Мне было не по себе, я чувствовал, что обида отца впивается в меня, укореняется во мне. Малейшую несправедливость на свете я всегда воспринимал болезненно, а вот собственную вину как бы и не заметил. Даже отчета в ней себе не отдавал. Конечно, можно оправдать себя десятками предлогов. Вина от этого все равно не станет ни меньше, ни слабей. Вон отец чуть раньше оплошал перед мамой, но тут же вину свою загладил. Я встал и несколько приподнятым тоном, будто тост провозглашая, заговорил:
— Папа, мама, сестры мои, я вам обещаю, что завтра же побегу к начальству, сам не сам буду, если не добьюсь, чтобы за вами сразу же прислали повозку и привезли вас к нам в колхоз. У нас все совсем иначе. Составили бригаду эвакуированных. Все работают на полях. Каждый день получают еду, трудодни. Условия человеческие, нормальные кибитки. Некоторые даже держат козу, выращивают птиц. Живут и войну переживут… Завтра же побегу. Ни на один день откладывать не стану.
Вокруг «стола» на минуту воцарилось молчание. У мамы глаза налились влагой. Блеснула слеза. Быстро скатилась по ее щеке. Быстро куда-то запропастилась.
— Твоими устами да мед пить, — еле выговорила мама.
Никогда в жизни я не вел дневников. В ту пору, конечно, тем более. Эти несколько дневниковых страничек я записал позже, по памяти. Так, как если бы я тогда вел дневник, тогда их писал.
Через несколько дней к амбулатории нашего кишлака подкатила повозка с папой, мамой и с тремя моими сестричками. Для них уже была приготовлена кибитка. Ольга угостила их царским, по тому времени, завтраком.
Нохем Патлажанер, товарищ Бровер и все женщины, эвакуированные из еврейского колхоза под Одессой, начали звать моего отца Ицик бессарабский.
Это впоследствии, в «Трех летах», он стал у меня Мордхе бессарабским.
Исрол Бронштейн, без сомнения, был поэтом.

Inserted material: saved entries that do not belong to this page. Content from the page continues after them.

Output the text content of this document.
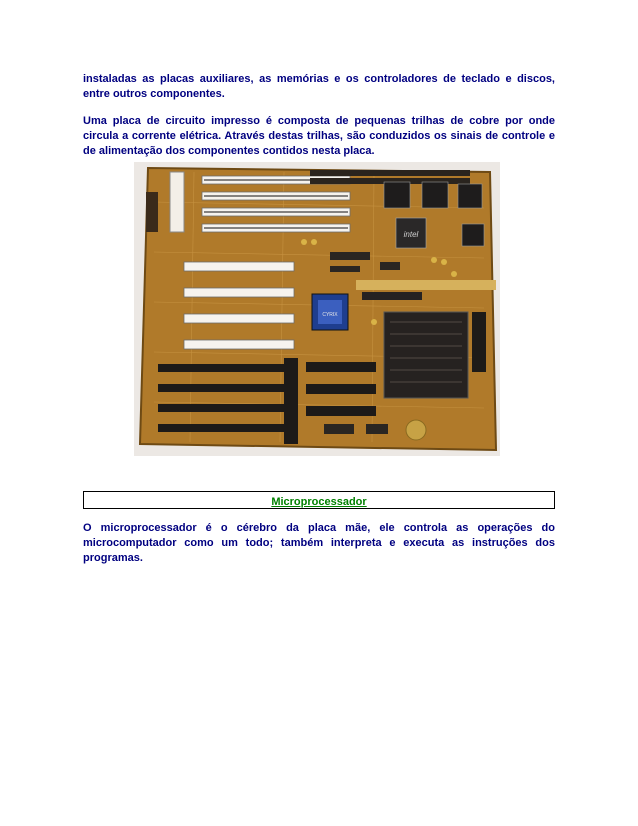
instaladas as placas auxiliares, as memórias e os controladores de teclado e discos, entre outros componentes.

Uma placa de circuito impresso é composta de pequenas trilhas de cobre por onde circula a corrente elétrica. Através destas trilhas, são conduzidos os sinais de controle e de alimentação dos componentes contidos nesta placa.

intel
CYRIX
Microprocessador

O microprocessador é o cérebro da placa mãe, ele controla as operações do microcomputador como um todo; também interpreta e executa as instruções dos programas.
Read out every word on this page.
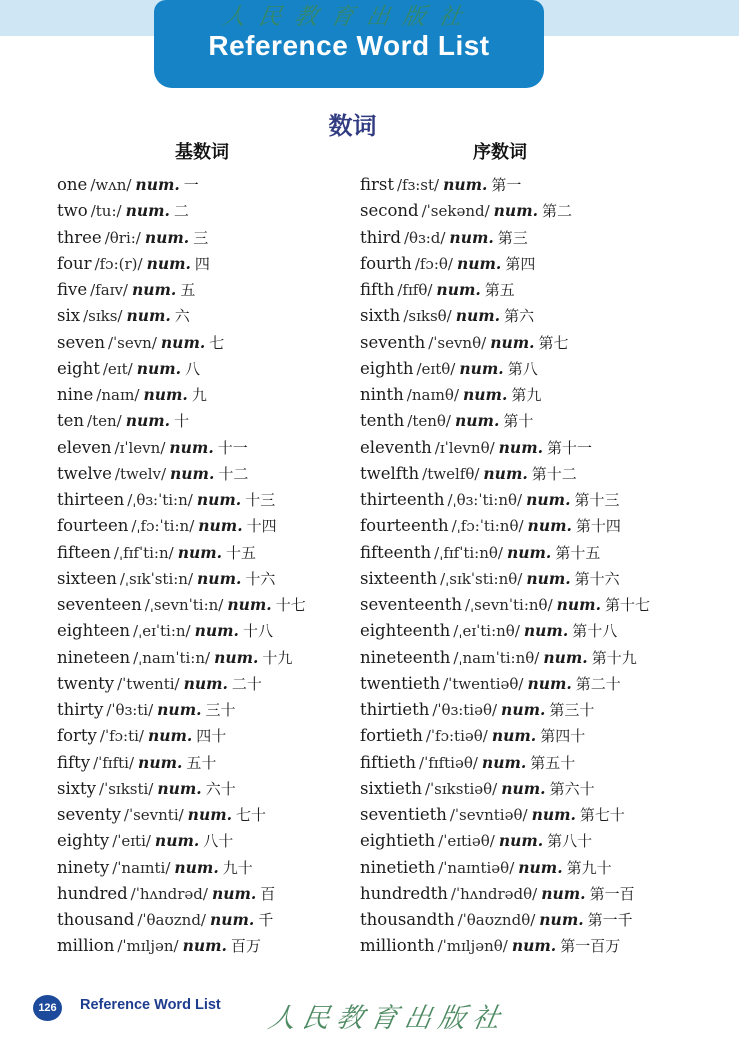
人民教育出版社
Reference Word List
数词
基数词
one /wʌn/ num. 一
two /tu:/ num. 二
three /θri:/ num. 三
four /fɔ:(r)/ num. 四
five /faɪv/ num. 五
six /sɪks/ num. 六
seven /ˈsevn/ num. 七
eight /eɪt/ num. 八
nine /naɪn/ num. 九
ten /ten/ num. 十
eleven /ɪˈlevn/ num. 十一
twelve /twelv/ num. 十二
thirteen /ˌθɜ:ˈti:n/ num. 十三
fourteen /ˌfɔ:ˈti:n/ num. 十四
fifteen /ˌfɪfˈti:n/ num. 十五
sixteen /ˌsɪkˈsti:n/ num. 十六
seventeen /ˌsevnˈti:n/ num. 十七
eighteen /ˌeɪˈti:n/ num. 十八
nineteen /ˌnaɪnˈti:n/ num. 十九
twenty /ˈtwenti/ num. 二十
thirty /ˈθɜ:ti/ num. 三十
forty /ˈfɔ:ti/ num. 四十
fifty /ˈfɪfti/ num. 五十
sixty /ˈsɪksti/ num. 六十
seventy /ˈsevnti/ num. 七十
eighty /ˈeɪti/ num. 八十
ninety /ˈnaɪnti/ num. 九十
hundred /ˈhʌndrəd/ num. 百
thousand /ˈθaʊznd/ num. 千
million /ˈmɪljən/ num. 百万
序数词
first /fɜ:st/ num. 第一
second /ˈsekənd/ num. 第二
third /θɜ:d/ num. 第三
fourth /fɔ:θ/ num. 第四
fifth /fɪfθ/ num. 第五
sixth /sɪksθ/ num. 第六
seventh /ˈsevnθ/ num. 第七
eighth /eɪtθ/ num. 第八
ninth /naɪnθ/ num. 第九
tenth /tenθ/ num. 第十
eleventh /ɪˈlevnθ/ num. 第十一
twelfth /twelfθ/ num. 第十二
thirteenth /ˌθɜ:ˈti:nθ/ num. 第十三
fourteenth /ˌfɔ:ˈti:nθ/ num. 第十四
fifteenth /ˌfɪfˈti:nθ/ num. 第十五
sixteenth /ˌsɪkˈsti:nθ/ num. 第十六
seventeenth /ˌsevnˈti:nθ/ num. 第十七
eighteenth /ˌeɪˈti:nθ/ num. 第十八
nineteenth /ˌnaɪnˈti:nθ/ num. 第十九
twentieth /ˈtwentiəθ/ num. 第二十
thirtieth /ˈθɜ:tiəθ/ num. 第三十
fortieth /ˈfɔ:tiəθ/ num. 第四十
fiftieth /ˈfɪftiəθ/ num. 第五十
sixtieth /ˈsɪkstiəθ/ num. 第六十
seventieth /ˈsevntiəθ/ num. 第七十
eightieth /ˈeɪtiəθ/ num. 第八十
ninetieth /ˈnaɪntiəθ/ num. 第九十
hundredth /ˈhʌndrədθ/ num. 第一百
thousandth /ˈθaʊzndθ/ num. 第一千
millionth /ˈmɪljənθ/ num. 第一百万
126	Reference Word List 人民教育出版社
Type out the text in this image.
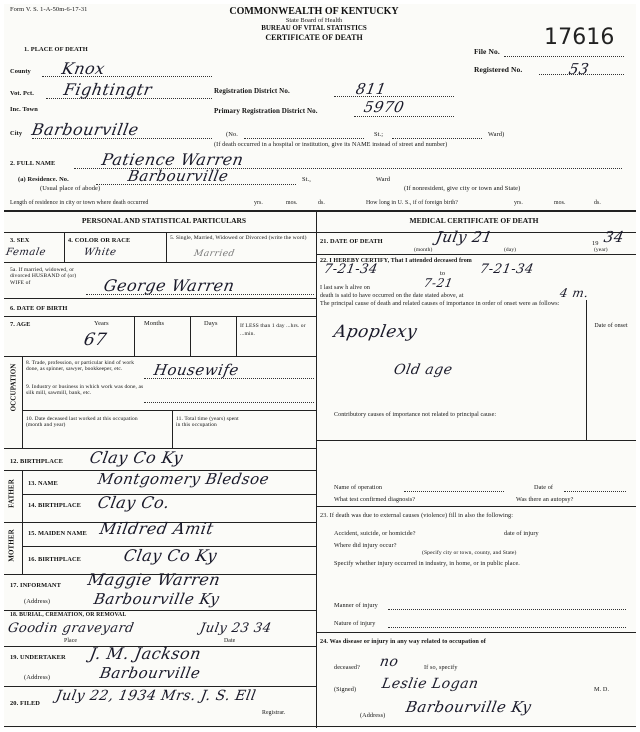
Form V. S. 1-A-50m-6-17-31	COMMONWEALTH OF KENTUCKY
State Board of Health
BUREAU OF VITAL STATISTICS
CERTIFICATE OF DEATH
File No.
17616
Registered No.	53
1. PLACE OF DEATH
County Knox
Vot. Pct. Fightingtr	Registration District No.	811
Inc. Town	Primary Registration District No.	5970
City Barbourville	(No.	St.;	Ward)
(If death occurred in a hospital or institution, give its NAME instead of street and number)
2. FULL NAME	Patience Warren
(a) Residence. No.	Barbourville	St.,	Ward
(Usual place of abode)	(If nonresident, give city or town and State)
Length of residence in city or town where death occurred	yrs.	mos.	ds.	How long in U. S., if of foreign birth?	yrs.	mos.	ds.
PERSONAL AND STATISTICAL PARTICULARS	MEDICAL CERTIFICATE OF DEATH
3. SEX
Female
4. COLOR OR RACE
White
5. Single, Married, Widowed or Divorced (write the word)
Married
5a. If married, widowed, or divorced HUSBAND of (or) WIFE of	George Warren
6. DATE OF BIRTH
7. AGE	Years	Months	Days
67
If LESS than 1 day ...hrs. or ...min.
OCCUPATION
8. Trade, profession, or particular kind of work done, as spinner, sawyer, bookkeeper, etc.	Housewife
9. Industry or business in which work was done, as silk mill, sawmill, bank, etc.
10. Date deceased last worked at this occupation (month and year)
11. Total time (years) spent in this occupation
12. BIRTHPLACE Clay Co Ky
FATHER
MOTHER
13. NAME	Montgomery Bledsoe
14. BIRTHPLACE Clay Co.
15. MAIDEN NAME Mildred Amit
16. BIRTHPLACE	Clay Co Ky
17. INFORMANT Maggie Warren
(Address)	Barbourville Ky
18. BURIAL, CREMATION, OR REMOVAL
Place	Date
Goodin graveyard	July 23 34
19. UNDERTAKER J. M. Jackson
(Address)	Barbourville
20. FILED July 22, 1934 Mrs. J. S. Ell
Registrar.
21. DATE OF DEATH	July 21	19 34
(month)	(day)	(year)
22. I HEREBY CERTIFY, That I attended deceased from
7-21-34	to	7-21-34
I last saw h alive on	7-21
death is said to have occurred on the date stated above, at	4 m.
The principal cause of death and related causes of importance in order of onset were as follows:
Date of onset
Apoplexy
Old age
Contributory causes of importance not related to principal cause:
Name of operation	Date of
What test confirmed diagnosis?	Was there an autopsy?
23. If death was due to external causes (violence) fill in also the following:
Accident, suicide, or homicide?	date of injury
Where did injury occur?
(Specify city or town, county, and State)
Specify whether injury occurred in industry, in home, or in public place.
Manner of injury
Nature of injury
24. Was disease or injury in any way related to occupation of
deceased? no	If so, specify
(Signed) Leslie Logan	M. D.
(Address) Barbourville Ky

За всю свою жизнь — короткую мучительную жизнь — он издал две тоненькие книжки стихов: «Молдова — мой дом» и «Я раскрыл широко ворота». В самих этих названиях витает, как ночная бабочка, искра той образности, которую мы называем поэзией. Но не об этом я сейчас думаю, вспоминая Исрола Бронштейна. Я размышляю о том, что если бы он остался в живых, пережил войну, он несомненно бы вырос, созрел как поэт и на полках книжных магазинов и библиотечных полках его книги стояли бы рядом со всеми нашими книгами. В конце концов, кто посильнее, кто послабее, один стоит на стремянке ниже ступенькой, другой — выше ступенькой (небес достигают редко, только особо одаренные, избранные, отмеченные божьим даром), главное — это лестница. Вся лестница. Я полагаю, что Исрол Бронштейн, если бы пережил войну, занял бы на лестнице свое место.
Война — самое страшное проклятие на земле — косит на фронте и вне фронта миллионы молодых жизней, умерщвляет не только их настоящий день, но и будущее их, все, что со временем расцвело бы в них.
Я думаю, что среди десятков тысяч детей, вырванных из жизни войной, был, безусловно, грядущий гений, который, например, освободил бы нас от другого бича человечества — раковой болезни.
Исрол Бронштейн ходил по кишлаку потерянный; из всех своих товарищей, знакомых, близких, уже не говоря о жене, Розе, он отыскал только меня. Выписавшись из военного госпиталя, он старался заходить ко мне почаще, быть рядом со мной. В солдатских обмотках на тощих ногах, в пилотке на макушке, в расстегнутой гимнастерке — он совсем не походил на поэта. Но и солдатского в его облике было немного — белокурая реденькая растительность на удлиненном лице Иисуса, растрепанные волосы, выбивающиеся из-под пилотки…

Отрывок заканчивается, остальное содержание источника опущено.